TikTok did not immediately respond to a request for comment on the surgeon general’s proposal. Spokespeople for YouTube and X declined to comment.
The surgeon general’s call to action received support from two senators, Richard Blumenthal, D-Conn., and Marsha Blackburn, R-Tenn., the authors of the Kids Online Safety Act, which would require platforms to take a range of steps to protect minors on social media but does not include warning labels.
“We are pleased that the surgeon general — America’s top doctor — continues to bring attention to the harmful impact that social media has on our children,” a joint statement from the two senators said.
Past warning labels have had significant effects on behavior. In 1965, after a landmark report from the surgeon general, Congress voted to require all cigarette packages distributed in the United States to carry a warning that using the product “may be hazardous to your health.”
Thus began a 50-year decline in smoking. When the warning labels first appeared, around 42% of U.S. adults were daily cigarette smokers; by 2021, that portion had dropped to 11.5%.
There is fierce debate among researchers about whether social media is behind the crisis in child and adolescent mental health. In his new book, “The Anxious Generation,” social psychologist Jonathan Haidt points to the rise of smartphones in the late 2000s as an inflection point that led to a sharp increase in suicidal behavior and reports of despair.
Other experts say that, while the rise of social media has coincided with declines in well-being, there is no evidence that one caused the other, and point instead to factors like economic hardship, social isolation, racism, school shootings and the opioid crisis.
In an essay published in The New York Times opinion section Monday, Murthy pointed to research showing that teens who spent more than three hours a day on social media faced a significantly higher risk of mental health problems, and that 46% of adolescents said that social media made them feel worse about their bodies.
U.S. teens are spending an average of 4.8 hours per day on social media platforms such as YouTube, TikTok and Instagram, according to a Gallup survey of more than 1,500 adolescents released last fall.
In an interview last month, Murthy said he had repeatedly heard from young people who “can’t get off the platforms,” often finding that hours had passed despite their intention to just check their feeds.
“The platforms are designed to maximize how much time we all spend on them,” he said. “It’s one thing to do that to an adult, and another thing to do it to a child, whose impulse control is still developing, whose brain is at a sensitive phase of development.”
Murthy has long indicated that he views social media as a health risk. In his May 2023 advisory on the subject, he warned that “there are ample indicators that social media can also have a profound risk of harm to the mental health and well-being of children and adolescents.”
He cautioned at the time, though, that the effects of social media were not fully understood. Research suggests that the platforms offer both risks and benefits, providing community for young people who might otherwise feel marginalized.
On Monday, he said he had concluded that “the balance of risk versus harm does not justify the use of social media for adolescents.”
“We have put young people in a position where, in order to get some benefits,” like connection with friends, “we’re telling them they have to endure significant harms,” he said.
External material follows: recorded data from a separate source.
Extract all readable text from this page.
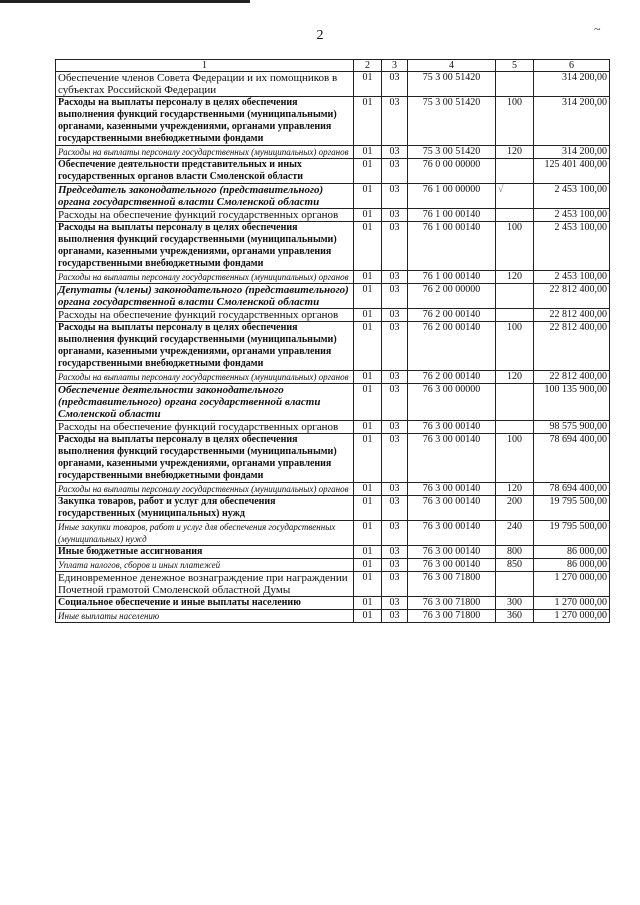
2	~
1	2	3	4	5	6
Обеспечение членов Совета Федерации и их помощников в субъектах Российской Федерации	01	03	75 3 00 51420		314 200,00
Расходы на выплаты персоналу в целях обеспечения выполнения функций государственными (муниципальными) органами, казенными учреждениями, органами управления государственными внебюджетными фондами	01	03	75 3 00 51420	100	314 200,00
Расходы на выплаты персоналу государственных (муниципальных) органов	01	03	75 3 00 51420	120	314 200,00
Обеспечение деятельности представительных и иных государственных органов власти Смоленской области	01	03	76 0 00 00000		125 401 400,00
Председатель законодательного (представительного) органа государственной власти Смоленской области	01	03	76 1 00 00000	√	2 453 100,00
Расходы на обеспечение функций государственных органов	01	03	76 1 00 00140		2 453 100,00
Расходы на выплаты персоналу в целях обеспечения выполнения функций государственными (муниципальными) органами, казенными учреждениями, органами управления государственными внебюджетными фондами	01	03	76 1 00 00140	100	2 453 100,00
Расходы на выплаты персоналу государственных (муниципальных) органов	01	03	76 1 00 00140	120	2 453 100,00
Депутаты (члены) законодательного (представительного) органа государственной власти Смоленской области	01	03	76 2 00 00000		22 812 400,00
Расходы на обеспечение функций государственных органов	01	03	76 2 00 00140		22 812 400,00
Расходы на выплаты персоналу в целях обеспечения выполнения функций государственными (муниципальными) органами, казенными учреждениями, органами управления государственными внебюджетными фондами	01	03	76 2 00 00140	100	22 812 400,00
Расходы на выплаты персоналу государственных (муниципальных) органов	01	03	76 2 00 00140	120	22 812 400,00
Обеспечение деятельности законодательного (представительного) органа государственной власти Смоленской области	01	03	76 3 00 00000		100 135 900,00
Расходы на обеспечение функций государственных органов	01	03	76 3 00 00140		98 575 900,00
Расходы на выплаты персоналу в целях обеспечения выполнения функций государственными (муниципальными) органами, казенными учреждениями, органами управления государственными внебюджетными фондами	01	03	76 3 00 00140	100	78 694 400,00
Расходы на выплаты персоналу государственных (муниципальных) органов	01	03	76 3 00 00140	120	78 694 400,00
Закупка товаров, работ и услуг для обеспечения государственных (муниципальных) нужд	01	03	76 3 00 00140	200	19 795 500,00
Иные закупки товаров, работ и услуг для обеспечения государственных (муниципальных) нужд	01	03	76 3 00 00140	240	19 795 500,00
Иные бюджетные ассигнования	01	03	76 3 00 00140	800	86 000,00
Уплата налогов, сборов и иных платежей	01	03	76 3 00 00140	850	86 000,00
Единовременное денежное вознаграждение при награждении Почетной грамотой Смоленской областной Думы	01	03	76 3 00 71800		1 270 000,00
Социальное обеспечение и иные выплаты населению	01	03	76 3 00 71800	300	1 270 000,00
Иные выплаты населению	01	03	76 3 00 71800	360	1 270 000,00
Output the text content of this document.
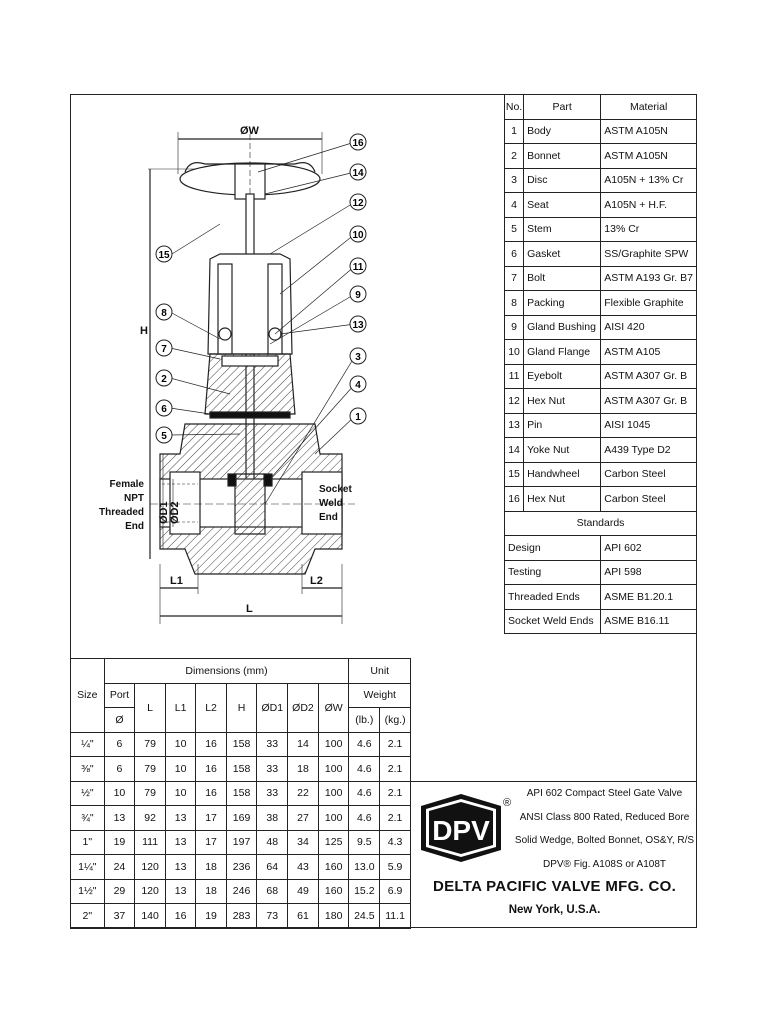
ØW
H
L
L1	L2
ØD1 ØD2
Female
NPT
Threaded
End
Socket
Weld
End
16
14
12
10
11
9
13
3
4
1
15
8
7
2
6
5
No.	Part	Material
1	Body	ASTM A105N
2	Bonnet	ASTM A105N
3	Disc	A105N + 13% Cr
4	Seat	A105N + H.F.
5	Stem	13% Cr
6	Gasket	SS/Graphite SPW
7	Bolt	ASTM A193 Gr. B7
8	Packing	Flexible Graphite
9	Gland Bushing	AISI 420
10	Gland Flange	ASTM A105
11	Eyebolt	ASTM A307 Gr. B
12	Hex Nut	ASTM A307 Gr. B
13	Pin	AISI 1045
14	Yoke Nut	A439 Type D2
15	Handwheel	Carbon Steel
16	Hex Nut	Carbon Steel
Standards		
Design		API 602
Testing		API 598
Threaded Ends		ASME B1.20.1
Socket Weld Ends		ASME B16.11
Size	Dimensions (mm)								Unit	
	Port	L	L1	L2	H	ØD1	ØD2	ØW	Weight	
	Ø								(lb.)	(kg.)
¼"	6	79	10	16	158	33	14	100	4.6	2.1
⅜"	6	79	10	16	158	33	18	100	4.6	2.1
½"	10	79	10	16	158	33	22	100	4.6	2.1
¾"	13	92	13	17	169	38	27	100	4.6	2.1
1"	19	111	13	17	197	48	34	125	9.5	4.3
1¼"	24	120	13	18	236	64	43	160	13.0	5.9
1½"	29	120	13	18	246	68	49	160	15.2	6.9
2"	37	140	16	19	283	73	61	180	24.5	11.1
DPV
®
API 602 Compact Steel Gate Valve
ANSI Class 800 Rated, Reduced Bore
Solid Wedge, Bolted Bonnet, OS&Y, R/S
DPV® Fig. A108S or A108T
DELTA PACIFIC VALVE MFG. CO.
New York, U.S.A.
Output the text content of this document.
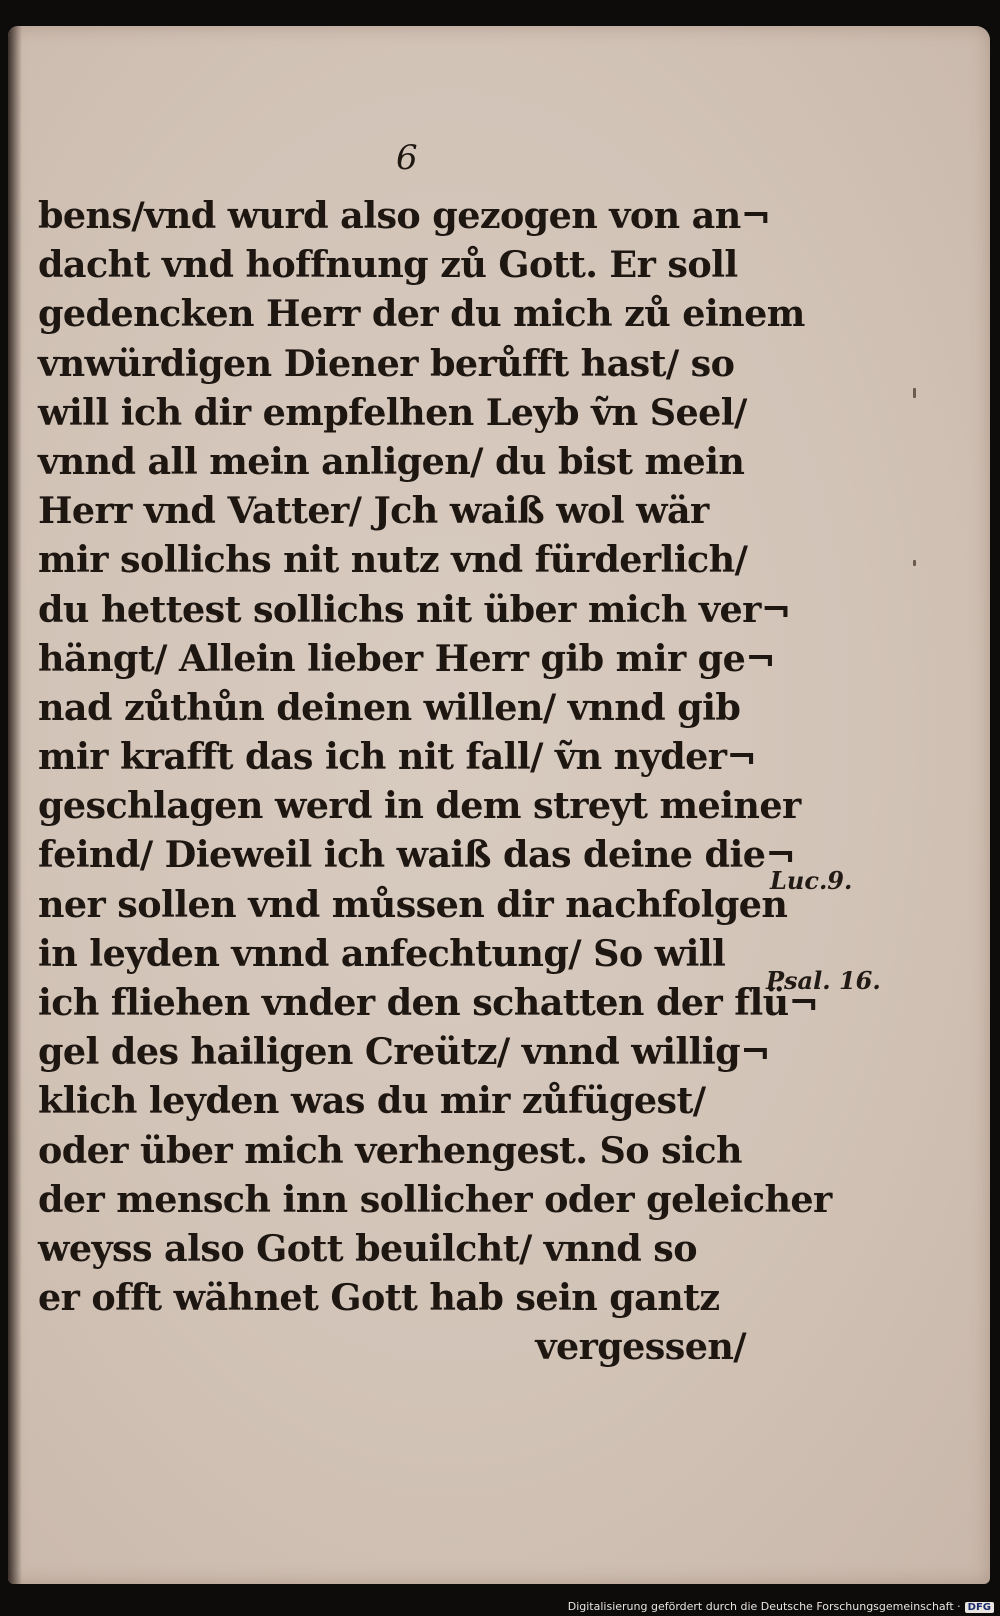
6
bens/vnd wurd also gezogen von an¬
dacht vnd hoffnung zů Gott. Er soll
gedencken Herr der du mich zů einem
vnwürdigen Diener berůfft hast/ so
will ich dir empfelhen Leyb ṽn Seel/
vnnd all mein anligen/ du bist mein
Herr vnd Vatter/ Jch waiß wol wär
mir sollichs nit nutz vnd fürderlich/
du hettest sollichs nit über mich ver¬
hängt/ Allein lieber Herr gib mir ge¬
nad zůthůn deinen willen/ vnnd gib
mir krafft das ich nit fall/ ṽn nyder¬
geschlagen werd in dem streyt meiner
feind/ Dieweil ich waiß das deine die¬
ner sollen vnd můssen dir nachfolgen
in leyden vnnd anfechtung/ So will
ich fliehen vnder den schatten der flü¬
gel des hailigen Creütz/ vnnd willig¬
klich leyden was du mir zůfügest/
oder über mich verhengest. So sich
der mensch inn sollicher oder geleicher
weyss also Gott beuilcht/ vnnd so
er offt wähnet Gott hab sein gantz
vergessen/
Luc.9.
Psal. 16.
Digitalisierung gefördert durch die Deutsche Forschungsgemeinschaft · DFG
He added, “we have enough information now to act to make the platforms safer.”
Murthy has steadily dialed up his tone of urgency on the dangers of social media, comparing the current moment with landmark battles in the history of public health.
“One of the most important lessons I learned in medical school was that in an emergency, you don’t have the luxury to wait for perfect information,” he wrote in his essay Monday. “You assess the available facts, you use your best judgment, and you act quickly.”